Council members will meet Monday to discuss licensing and other measures which might be used to further regulate the city’s strip clubs, Councilman Bob Cameron, D-2nd, confirmed.
“We’ll test the waters. We’re going to try something,” Cameron said.
Prior to recent developments, Kokomo had six active strip clubs, which put the city first among Indiana cities in terms of strip clubs per capita.
One of those clubs, Tease, is currently operating as a bar without adult entertainment after the city issued a zoning violation against the club owners, who are contesting the issue in court.
Another club, Fantasy Girls, is temporarily closed after city officials declared the building unsafe.
Cameron said he would prefer to have all the clubs gone, and said other council members share that opinion.
“I personally would like to see something like what happened 30 years ago, when we had those adult bookstores, and all the church leaders and their congregations protested along the curb and took pictures of the people going into the stores,” said Cameron. “[The store owner] ended up closing his stores and leaving.”
Councilwoman Cindy Sanders, R-5th, has been a proponent of requiring individual licenses for adult entertainers, something King said one town in Indiana currently does. Kokomo would be the second, if the council moves in that direction.
At a December council meeting, Sanders said she felt licensing could help reduce the amount of human trafficking going on at strip clubs.
Don Draper, owner of the Hiphugger strip club, said the human trafficking claim was ludicrous.
“Good God, I’ve been here 45 years, and there’s never been any human trafficking,” said Draper. “I wouldn’t even know what that is. In Kokomo, Indiana?
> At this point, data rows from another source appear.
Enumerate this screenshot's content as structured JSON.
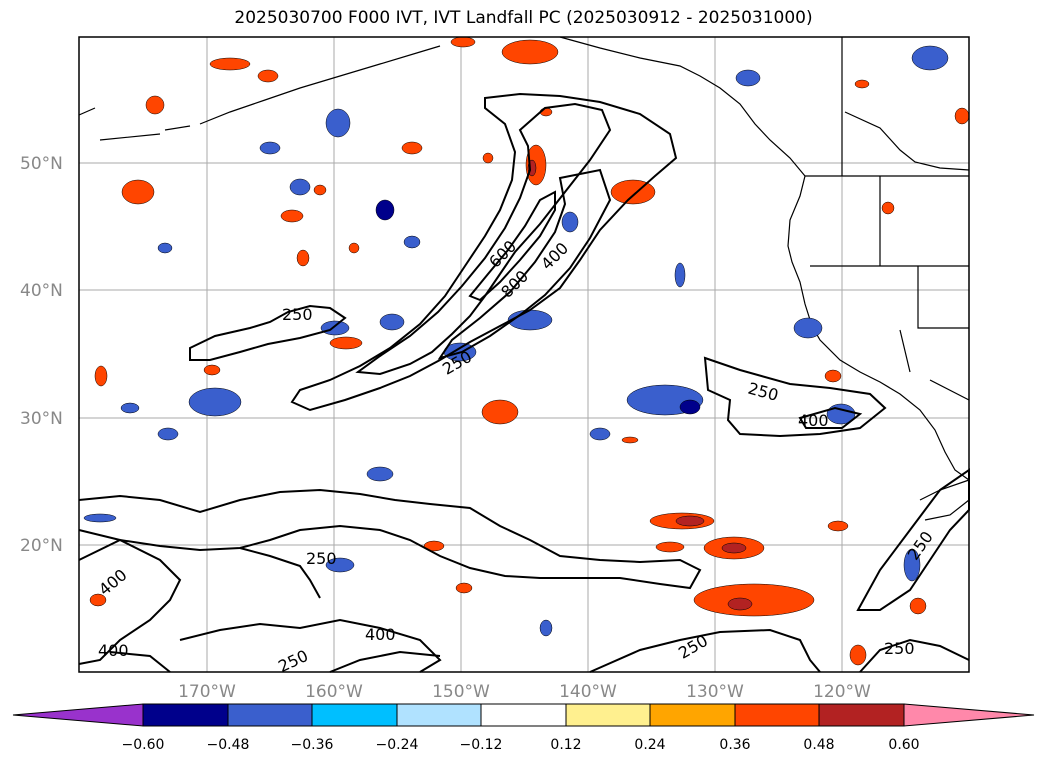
{
  "title": "2025030700 F000 IVT, IVT Landfall PC (2025030912 - 2025031000)",
  "lat_labels": [
    "50°N",
    "40°N",
    "30°N",
    "20°N"
  ],
  "lon_labels": [
    "170°W",
    "160°W",
    "150°W",
    "140°W",
    "130°W",
    "120°W"
  ],
  "colorbar": {
    "ticks": [
      "−0.60",
      "−0.48",
      "−0.36",
      "−0.24",
      "−0.12",
      "0.12",
      "0.24",
      "0.36",
      "0.48",
      "0.60"
    ],
    "colors": [
      "#9932cc",
      "#00008b",
      "#3a5fcd",
      "#00bfff",
      "#b0e2ff",
      "#ffffff",
      "#fff08f",
      "#ffa500",
      "#ff4500",
      "#b22222",
      "#ff88aa"
    ]
  },
  "contour_labels": [
    "250",
    "600",
    "800",
    "400",
    "250",
    "250",
    "400",
    "250",
    "400",
    "400",
    "250",
    "400",
    "250",
    "250",
    "250"
  ],
  "colors": {
    "contour": "#000000",
    "grid": "#aaaaaa",
    "coast": "#000000"
  }
}
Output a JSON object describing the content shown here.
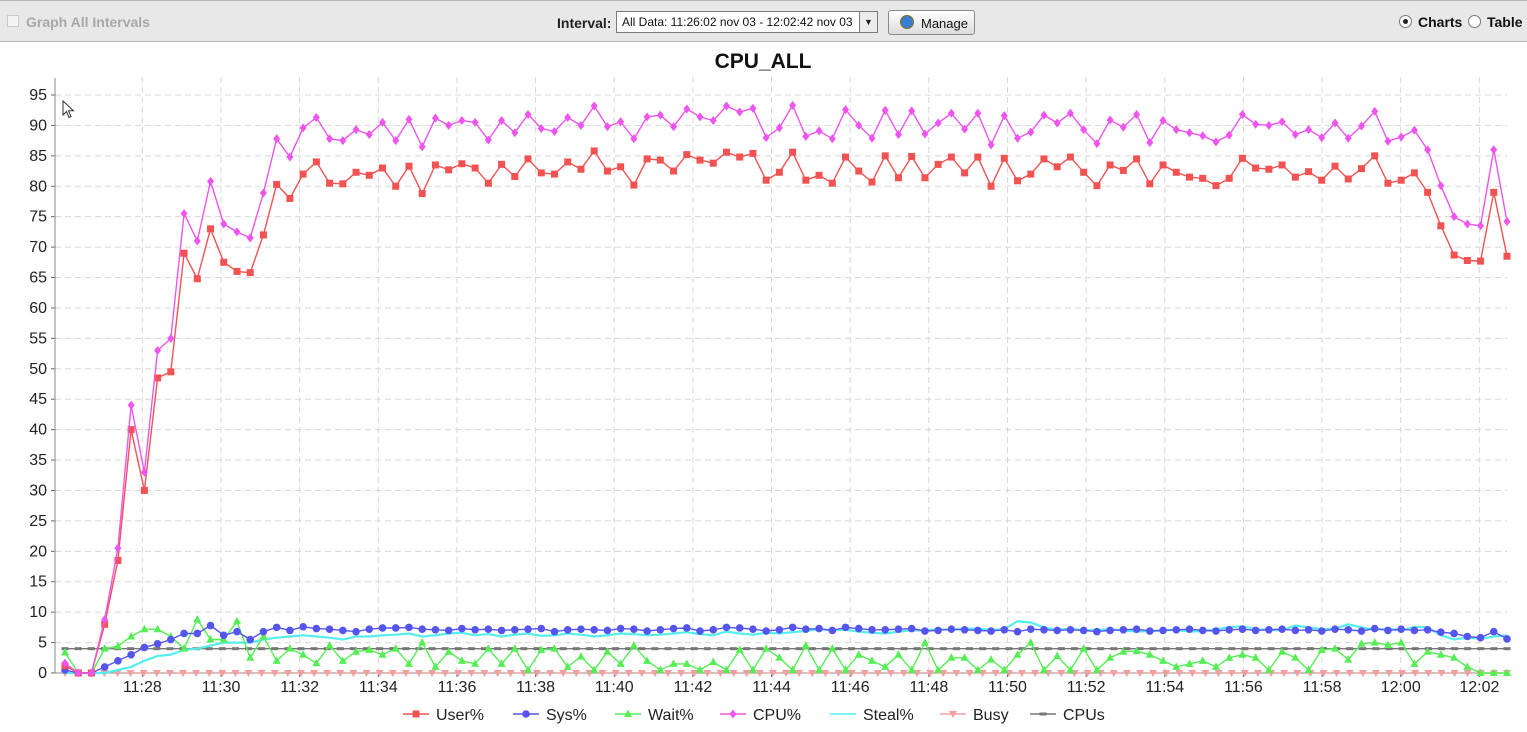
{
  "toolbar": {
    "graph_all_label": "Graph All Intervals",
    "interval_label": "Interval:",
    "interval_value": "All Data: 11:26:02 nov 03 - 12:02:42 nov 03",
    "manage_label": "Manage",
    "charts_label": "Charts",
    "table_label": "Table",
    "charts_selected": true
  },
  "chart_data": {
    "type": "line",
    "title": "CPU_ALL",
    "xlabel": "",
    "ylabel": "",
    "ylim": [
      0,
      95
    ],
    "yticks": [
      0,
      5,
      10,
      15,
      20,
      25,
      30,
      35,
      40,
      45,
      50,
      55,
      60,
      65,
      70,
      75,
      80,
      85,
      90,
      95
    ],
    "x_ticks": [
      "11:28",
      "11:30",
      "11:32",
      "11:34",
      "11:36",
      "11:38",
      "11:40",
      "11:42",
      "11:44",
      "11:46",
      "11:48",
      "11:50",
      "11:52",
      "11:54",
      "11:56",
      "11:58",
      "12:00",
      "12:02"
    ],
    "x_ticks_minutes": [
      1.967,
      3.967,
      5.967,
      7.967,
      9.967,
      11.967,
      13.967,
      15.967,
      17.967,
      19.967,
      21.967,
      23.967,
      25.967,
      27.967,
      29.967,
      31.967,
      33.967,
      35.967
    ],
    "xlim_minutes": [
      0,
      36.67
    ],
    "grid": true,
    "legend_position": "bottom",
    "series": [
      {
        "name": "User%",
        "color": "#f25252",
        "marker": "square",
        "values": [
          1.2,
          0,
          0,
          8,
          18.5,
          40,
          30,
          48.5,
          49.5,
          69,
          64.8,
          73,
          67.5,
          66,
          65.8,
          72,
          80.3,
          78,
          82,
          84,
          80.5,
          80.4,
          82.3,
          81.8,
          83,
          80,
          83.3,
          78.8,
          83.5,
          82.7,
          83.7,
          83,
          80.5,
          83.6,
          81.6,
          84.5,
          82.2,
          82,
          84,
          82.8,
          85.8,
          82.5,
          83.2,
          80.2,
          84.5,
          84.3,
          82.5,
          85.2,
          84.3,
          83.8,
          85.6,
          84.8,
          85.4,
          81,
          82.3,
          85.6,
          81,
          81.8,
          80.5,
          84.8,
          82.5,
          80.7,
          85,
          81.4,
          84.9,
          81.4,
          83.6,
          84.8,
          82.2,
          84.8,
          80,
          84.6,
          80.9,
          82,
          84.5,
          83.2,
          84.8,
          82.3,
          80.1,
          83.5,
          82.6,
          84.5,
          80.4,
          83.5,
          82.3,
          81.5,
          81.3,
          80.1,
          81.3,
          84.6,
          83,
          82.8,
          83.5,
          81.5,
          82.4,
          81,
          83.3,
          81.2,
          82.9,
          85,
          80.5,
          81,
          82.2,
          79,
          73.5,
          68.7,
          67.8,
          67.7,
          79,
          68.5
        ]
      },
      {
        "name": "Sys%",
        "color": "#5555ee",
        "marker": "circle",
        "values": [
          0.5,
          0,
          0,
          1,
          2,
          3,
          4.2,
          4.8,
          5.5,
          6.5,
          6.5,
          7.8,
          6.2,
          6.8,
          5.5,
          6.8,
          7.5,
          7,
          7.6,
          7.3,
          7.2,
          7,
          6.8,
          7.2,
          7.4,
          7.4,
          7.5,
          7.2,
          7.1,
          7,
          7.3,
          7.1,
          7.2,
          7,
          7.1,
          7.2,
          7.3,
          6.8,
          7.1,
          7.2,
          7.1,
          7,
          7.3,
          7.2,
          6.9,
          7.1,
          7.3,
          7.4,
          6.9,
          7.1,
          7.5,
          7.4,
          7.2,
          6.9,
          7.1,
          7.5,
          7.2,
          7.3,
          7,
          7.5,
          7.3,
          7.1,
          7.1,
          7.2,
          7.3,
          6.9,
          7,
          7.2,
          7.1,
          7,
          6.9,
          7.1,
          6.8,
          7.2,
          7.1,
          7,
          7.1,
          7,
          6.8,
          7,
          7.1,
          7.2,
          6.9,
          7,
          7.1,
          7.2,
          7,
          6.9,
          7.1,
          7.2,
          7,
          7.1,
          7.2,
          7,
          7.1,
          6.9,
          7.2,
          7.1,
          6.9,
          7.3,
          7,
          7.2,
          7,
          7.1,
          6.7,
          6.5,
          6,
          5.8,
          6.8,
          5.6
        ]
      },
      {
        "name": "Wait%",
        "color": "#55ee55",
        "marker": "triangle",
        "values": [
          3.4,
          0,
          0,
          4,
          4.4,
          6,
          7.2,
          7.2,
          6,
          4,
          8.8,
          5.5,
          5.5,
          8.5,
          2.5,
          6,
          2,
          4,
          3,
          1.6,
          4.5,
          2,
          3.5,
          3.8,
          3,
          4,
          1.5,
          5,
          1,
          3.5,
          2,
          1.5,
          4,
          1.5,
          4,
          0.5,
          3.8,
          4,
          1,
          2.7,
          0.5,
          3.5,
          1.5,
          4.5,
          2,
          0.5,
          1.5,
          1.5,
          0.5,
          1.8,
          0.5,
          3.8,
          0.5,
          4,
          2.5,
          0.5,
          4.5,
          0.5,
          4,
          0.5,
          3,
          2,
          1,
          3,
          0.5,
          5,
          0.5,
          2.5,
          2.5,
          0.5,
          2.2,
          0.5,
          3,
          5,
          0.5,
          2.8,
          0.5,
          4,
          0.5,
          2.5,
          3.5,
          3.6,
          3,
          2,
          1,
          1.5,
          2,
          1,
          2.5,
          3,
          2.5,
          0.5,
          3.5,
          2.5,
          0.5,
          3.8,
          4,
          2.2,
          4.8,
          5,
          4.6,
          5,
          1.5,
          3.5,
          3,
          2.5,
          1,
          0,
          0,
          0
        ]
      },
      {
        "name": "CPU%",
        "color": "#ee55ee",
        "marker": "diamond",
        "values": [
          1.6,
          0,
          0,
          8.8,
          20.5,
          44,
          33,
          53,
          55,
          75.5,
          71,
          80.8,
          73.8,
          72.5,
          71.5,
          78.9,
          87.8,
          84.8,
          89.6,
          91.3,
          87.8,
          87.5,
          89.3,
          88.5,
          90.5,
          87.5,
          91,
          86.5,
          91.2,
          90,
          90.8,
          90.5,
          87.6,
          90.8,
          88.8,
          91.8,
          89.5,
          89,
          91.3,
          90,
          93.2,
          89.8,
          90.6,
          87.8,
          91.4,
          91.7,
          89.8,
          92.7,
          91.4,
          90.8,
          93.2,
          92.2,
          92.8,
          88,
          89.6,
          93.3,
          88.2,
          89.1,
          87.8,
          92.6,
          90,
          87.9,
          92.5,
          88.5,
          92.4,
          88.6,
          90.4,
          92,
          89.4,
          92,
          86.8,
          91.6,
          87.9,
          88.9,
          91.7,
          90.4,
          92,
          89.3,
          87,
          90.9,
          89.7,
          91.8,
          87.2,
          90.8,
          89.3,
          88.8,
          88.3,
          87.3,
          88.4,
          91.8,
          90.2,
          90,
          90.6,
          88.5,
          89.3,
          88,
          90.4,
          87.9,
          89.9,
          92.3,
          87.4,
          88.1,
          89.2,
          86,
          80.1,
          75,
          73.8,
          73.5,
          86,
          74.2
        ]
      },
      {
        "name": "Steal%",
        "color": "#55eeee",
        "marker": "none",
        "values": [
          0,
          0,
          0,
          0,
          0.5,
          1,
          2,
          2.8,
          3,
          3.8,
          4,
          4.5,
          5,
          5,
          5,
          5.5,
          5.8,
          6,
          6.2,
          6,
          5.8,
          5.5,
          6,
          6,
          6.2,
          6.3,
          6.5,
          6,
          6.2,
          6.5,
          6.6,
          6.2,
          6.4,
          6,
          6.3,
          6.5,
          6.1,
          6.2,
          6.5,
          6.3,
          6,
          6.2,
          6.5,
          6.4,
          6.2,
          6.3,
          6.5,
          6.7,
          6.4,
          6.2,
          6.8,
          6.5,
          6.3,
          6.6,
          6.5,
          6.7,
          6.9,
          7.2,
          7,
          7.1,
          6.8,
          6.6,
          6.5,
          6.8,
          7,
          7,
          7.2,
          7.1,
          7.3,
          7.3,
          7.1,
          7.2,
          8.5,
          8.3,
          7.5,
          7.1,
          7.3,
          7,
          7.1,
          7.2,
          7,
          6.8,
          6.9,
          7,
          7.1,
          6.8,
          6.9,
          7.2,
          7.5,
          7.7,
          7.2,
          7.1,
          7,
          7.8,
          7.5,
          7.2,
          7.3,
          8,
          7.5,
          7.1,
          7.3,
          7,
          7.6,
          7.5,
          6.2,
          5.5,
          5.8,
          5.6,
          6,
          6.2
        ]
      },
      {
        "name": "Busy",
        "color": "#f0a0a0",
        "marker": "triangle-down",
        "values": [
          0,
          0,
          0,
          0,
          0,
          0,
          0,
          0,
          0,
          0,
          0,
          0,
          0,
          0,
          0,
          0,
          0,
          0,
          0,
          0,
          0,
          0,
          0,
          0,
          0,
          0,
          0,
          0,
          0,
          0,
          0,
          0,
          0,
          0,
          0,
          0,
          0,
          0,
          0,
          0,
          0,
          0,
          0,
          0,
          0,
          0,
          0,
          0,
          0,
          0,
          0,
          0,
          0,
          0,
          0,
          0,
          0,
          0,
          0,
          0,
          0,
          0,
          0,
          0,
          0,
          0,
          0,
          0,
          0,
          0,
          0,
          0,
          0,
          0,
          0,
          0,
          0,
          0,
          0,
          0,
          0,
          0,
          0,
          0,
          0,
          0,
          0,
          0,
          0,
          0,
          0,
          0,
          0,
          0,
          0,
          0,
          0,
          0,
          0,
          0,
          0,
          0,
          0,
          0,
          0,
          0,
          0,
          0,
          0,
          0,
          0
        ]
      },
      {
        "name": "CPUs",
        "color": "#777777",
        "marker": "dash",
        "values": [
          4,
          4,
          4,
          4,
          4,
          4,
          4,
          4,
          4,
          4,
          4,
          4,
          4,
          4,
          4,
          4,
          4,
          4,
          4,
          4,
          4,
          4,
          4,
          4,
          4,
          4,
          4,
          4,
          4,
          4,
          4,
          4,
          4,
          4,
          4,
          4,
          4,
          4,
          4,
          4,
          4,
          4,
          4,
          4,
          4,
          4,
          4,
          4,
          4,
          4,
          4,
          4,
          4,
          4,
          4,
          4,
          4,
          4,
          4,
          4,
          4,
          4,
          4,
          4,
          4,
          4,
          4,
          4,
          4,
          4,
          4,
          4,
          4,
          4,
          4,
          4,
          4,
          4,
          4,
          4,
          4,
          4,
          4,
          4,
          4,
          4,
          4,
          4,
          4,
          4,
          4,
          4,
          4,
          4,
          4,
          4,
          4,
          4,
          4,
          4,
          4,
          4,
          4,
          4,
          4,
          4,
          4,
          4,
          4,
          4,
          4
        ]
      }
    ]
  }
}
You’ve got to be joking.”
“It’s just like everything else, they’re just always trying to find some way to tax you, and to find some way to get in everybody’s life.”
At the council’s behest, council attorney Corbin King gathered model ordinances from around the state that deal with various regulations on adult businesses.
King said the courts have already dealt with test cases on the issue.
“If you meet certain requirements, the courts say it’s OK. If you don’t, then it’s going to be unconstitutional,” said King.
Any city requiring licenses must grant them in a prompt manner and must allow court appeals of license denials. In other words, cities can’t simply require adult entertainers to be licensed and then refuse to issue licenses.
In December, Kokomo Mayor Greg Goodnight offered a limited endorsement of the council’s initiative.
“Anything we can do to improve that image, whether it be investment in parks and thoroughfares and education attainment level and also cleaning up anything that we think tarnishes that image, I’m going to at least hear out,” Goodnight told Indiana Public Media. “And if you make a good case, we’ll proceed.”
The council’s Health and Safety Committee will meet at 4:30 p.m. in the first floor conference room of Kokomo City Hall, 100 S. Union St. Strip club regulations will be the only agenda item, Cameron said.